You can either mail it in directly or submit it to Kourtney Senquiz Political Action Leader at Streiber School 40 Streiber Drive Chicopee, MA 01020.
March 9, 2015
To: Sentate President Stan Rosenberg, Sen. Don Humanson, Rep. Aaron Vega, Mayor Alex Morse, members of the Holyoke City Council, and members of the Holyoke School Committee
Esteemed elected officials,
We–MTA members, teachers, concerned residents and tax payers– call on all of our elected officials to stand with us in opposition to Commissioner of Elementary and Secondary Education, Mitchel Chester’s, threat to take over our public schools.
Twenty two years have passed since the Supreme Judicial Court’s 1993 decision in the McDuffy vs. Secretary of State case affirmed that the Commonwealth has a duty to educate all public school students, without regard to their personal wealth or poverty, and without regard to their district’s fiscal capacity.
In meeting its obligation to the students and families of Holyoke, the state has many alternatives to a takeover, which would give a receiver control over the public schools and allow private companies to take a role in our public schools.

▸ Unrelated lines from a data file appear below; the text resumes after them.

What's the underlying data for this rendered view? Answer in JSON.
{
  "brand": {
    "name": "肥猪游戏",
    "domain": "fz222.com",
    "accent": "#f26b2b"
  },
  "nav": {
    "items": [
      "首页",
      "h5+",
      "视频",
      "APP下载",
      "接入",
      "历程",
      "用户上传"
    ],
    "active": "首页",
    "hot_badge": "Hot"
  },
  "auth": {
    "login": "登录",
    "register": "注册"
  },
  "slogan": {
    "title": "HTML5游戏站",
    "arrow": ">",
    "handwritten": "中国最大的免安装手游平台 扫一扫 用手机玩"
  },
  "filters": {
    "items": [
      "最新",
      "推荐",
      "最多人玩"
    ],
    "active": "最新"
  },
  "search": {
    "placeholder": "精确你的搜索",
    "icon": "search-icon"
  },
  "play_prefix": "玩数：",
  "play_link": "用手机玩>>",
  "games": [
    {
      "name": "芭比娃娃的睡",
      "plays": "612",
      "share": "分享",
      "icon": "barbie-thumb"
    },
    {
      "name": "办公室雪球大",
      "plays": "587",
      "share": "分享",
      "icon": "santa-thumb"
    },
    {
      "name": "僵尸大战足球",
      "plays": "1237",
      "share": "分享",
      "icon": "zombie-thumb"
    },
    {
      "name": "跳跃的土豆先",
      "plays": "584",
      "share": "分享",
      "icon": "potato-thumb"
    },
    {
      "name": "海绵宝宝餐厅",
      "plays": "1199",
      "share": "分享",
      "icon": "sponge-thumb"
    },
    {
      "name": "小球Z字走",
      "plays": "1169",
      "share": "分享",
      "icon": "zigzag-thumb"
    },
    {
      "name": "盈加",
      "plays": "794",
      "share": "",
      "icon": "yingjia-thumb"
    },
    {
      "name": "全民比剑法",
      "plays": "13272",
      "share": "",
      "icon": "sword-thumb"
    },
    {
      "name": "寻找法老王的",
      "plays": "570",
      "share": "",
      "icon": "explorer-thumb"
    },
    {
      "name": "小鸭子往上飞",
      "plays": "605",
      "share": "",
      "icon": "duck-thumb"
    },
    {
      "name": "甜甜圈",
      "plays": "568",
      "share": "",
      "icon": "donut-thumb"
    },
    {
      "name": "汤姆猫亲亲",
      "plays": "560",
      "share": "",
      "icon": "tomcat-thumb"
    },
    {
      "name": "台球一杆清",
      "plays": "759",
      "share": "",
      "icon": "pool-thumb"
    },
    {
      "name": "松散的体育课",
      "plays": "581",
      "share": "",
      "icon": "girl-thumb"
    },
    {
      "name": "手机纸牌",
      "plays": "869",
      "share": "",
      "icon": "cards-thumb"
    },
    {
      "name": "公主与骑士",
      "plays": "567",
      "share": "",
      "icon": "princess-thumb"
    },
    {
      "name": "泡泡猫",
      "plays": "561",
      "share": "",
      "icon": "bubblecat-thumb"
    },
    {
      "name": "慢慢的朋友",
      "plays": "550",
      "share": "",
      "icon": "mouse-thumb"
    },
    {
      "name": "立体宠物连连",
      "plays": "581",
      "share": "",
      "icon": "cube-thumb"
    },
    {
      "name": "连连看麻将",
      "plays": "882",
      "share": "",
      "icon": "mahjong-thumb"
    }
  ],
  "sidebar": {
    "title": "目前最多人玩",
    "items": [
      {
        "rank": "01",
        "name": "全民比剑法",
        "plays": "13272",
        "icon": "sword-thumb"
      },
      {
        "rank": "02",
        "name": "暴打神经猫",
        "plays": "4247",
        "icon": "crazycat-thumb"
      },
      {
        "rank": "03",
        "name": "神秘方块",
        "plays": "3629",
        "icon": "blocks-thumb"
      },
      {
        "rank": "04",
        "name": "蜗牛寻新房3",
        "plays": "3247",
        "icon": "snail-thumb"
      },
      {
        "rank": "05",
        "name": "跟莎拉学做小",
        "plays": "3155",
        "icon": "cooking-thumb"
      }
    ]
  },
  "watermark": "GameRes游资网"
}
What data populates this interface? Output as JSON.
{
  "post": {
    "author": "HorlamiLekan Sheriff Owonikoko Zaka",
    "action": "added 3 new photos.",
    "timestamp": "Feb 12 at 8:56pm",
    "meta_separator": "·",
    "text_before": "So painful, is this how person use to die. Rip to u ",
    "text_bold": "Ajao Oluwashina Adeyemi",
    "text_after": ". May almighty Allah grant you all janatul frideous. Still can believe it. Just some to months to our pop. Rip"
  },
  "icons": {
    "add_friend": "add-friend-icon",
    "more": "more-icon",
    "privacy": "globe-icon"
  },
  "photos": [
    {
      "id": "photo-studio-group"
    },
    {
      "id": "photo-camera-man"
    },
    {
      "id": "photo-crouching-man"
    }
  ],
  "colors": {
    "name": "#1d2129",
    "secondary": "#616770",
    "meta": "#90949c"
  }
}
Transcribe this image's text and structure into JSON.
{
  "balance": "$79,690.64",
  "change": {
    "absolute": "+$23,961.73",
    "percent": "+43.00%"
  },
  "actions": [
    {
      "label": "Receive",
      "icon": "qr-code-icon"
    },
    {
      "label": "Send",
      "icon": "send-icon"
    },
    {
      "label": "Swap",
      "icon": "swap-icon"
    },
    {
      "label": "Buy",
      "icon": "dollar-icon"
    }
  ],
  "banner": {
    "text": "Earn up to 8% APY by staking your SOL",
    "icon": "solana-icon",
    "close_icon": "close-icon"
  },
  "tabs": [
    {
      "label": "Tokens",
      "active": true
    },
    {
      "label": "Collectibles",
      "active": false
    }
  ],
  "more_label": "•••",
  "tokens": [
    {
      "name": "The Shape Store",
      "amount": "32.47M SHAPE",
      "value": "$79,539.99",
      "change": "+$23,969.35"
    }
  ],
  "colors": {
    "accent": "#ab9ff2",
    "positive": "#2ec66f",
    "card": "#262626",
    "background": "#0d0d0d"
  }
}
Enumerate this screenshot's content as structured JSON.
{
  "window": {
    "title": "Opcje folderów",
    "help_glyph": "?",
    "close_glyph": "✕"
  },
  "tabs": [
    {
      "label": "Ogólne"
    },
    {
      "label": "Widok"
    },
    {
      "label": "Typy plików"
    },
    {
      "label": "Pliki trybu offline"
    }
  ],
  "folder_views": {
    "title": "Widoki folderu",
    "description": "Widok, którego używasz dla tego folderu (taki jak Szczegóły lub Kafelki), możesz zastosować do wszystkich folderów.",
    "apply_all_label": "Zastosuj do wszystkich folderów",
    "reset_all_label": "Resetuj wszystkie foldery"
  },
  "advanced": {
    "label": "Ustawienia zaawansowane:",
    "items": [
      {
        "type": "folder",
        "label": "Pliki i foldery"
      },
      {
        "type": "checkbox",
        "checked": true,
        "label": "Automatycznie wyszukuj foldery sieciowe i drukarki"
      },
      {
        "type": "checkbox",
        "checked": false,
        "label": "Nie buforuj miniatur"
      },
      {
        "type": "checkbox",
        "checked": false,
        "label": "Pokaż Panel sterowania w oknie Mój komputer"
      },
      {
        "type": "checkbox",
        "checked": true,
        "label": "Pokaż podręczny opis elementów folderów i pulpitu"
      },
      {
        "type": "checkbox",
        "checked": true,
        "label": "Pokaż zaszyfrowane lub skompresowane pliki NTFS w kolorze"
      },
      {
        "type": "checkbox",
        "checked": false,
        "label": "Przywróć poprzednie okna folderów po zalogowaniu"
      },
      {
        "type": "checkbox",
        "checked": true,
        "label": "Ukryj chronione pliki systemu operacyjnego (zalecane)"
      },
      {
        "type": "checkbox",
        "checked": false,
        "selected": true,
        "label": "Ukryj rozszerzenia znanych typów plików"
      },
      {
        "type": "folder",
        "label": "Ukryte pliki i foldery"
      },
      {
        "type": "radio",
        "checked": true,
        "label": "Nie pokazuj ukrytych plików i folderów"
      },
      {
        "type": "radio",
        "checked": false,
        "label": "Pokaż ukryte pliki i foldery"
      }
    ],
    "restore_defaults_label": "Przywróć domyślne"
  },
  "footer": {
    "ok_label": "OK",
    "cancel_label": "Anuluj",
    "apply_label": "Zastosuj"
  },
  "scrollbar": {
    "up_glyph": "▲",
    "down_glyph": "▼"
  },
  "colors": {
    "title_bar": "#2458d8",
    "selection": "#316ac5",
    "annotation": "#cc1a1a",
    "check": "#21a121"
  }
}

Holyoke does not need to lose control of its schools. Holyoke, instead needs resources to better serve its students. For more than 20 years now, the state has relied on various private partners to improve student achievement in Holyoke. It is not surprising that these outside approaches have yielded unsatisfactory results.
Holyoke educators, students, parents, and citizens know what kind of schools they want, and they are more than willing to share that vision with state education officials and political leaders.
We believe in the democratic process. They want to work with you, our elected representatives, to obtain the funding necessary to provide Holyoke children the schools that they deserve.
Do not let receivership take that control away from them.
Furthermore, the 1993 Education Reform Act’s centerpiece is the foundation budget formula, which determines what it costs to educate each student according to their needs. The Legislature recognizes that the formula is due for an overhaul, which is now under way. This recalculation of state aid for education could go a long way toward helping Holyoke battle the ravages of economic injustice that affect our schools and students. We urge you to join us in advocating for the resources necessary to create the public schools that Holyoke children deserve. Lastly, we ask that you respect our wish that public schools remain in public hands.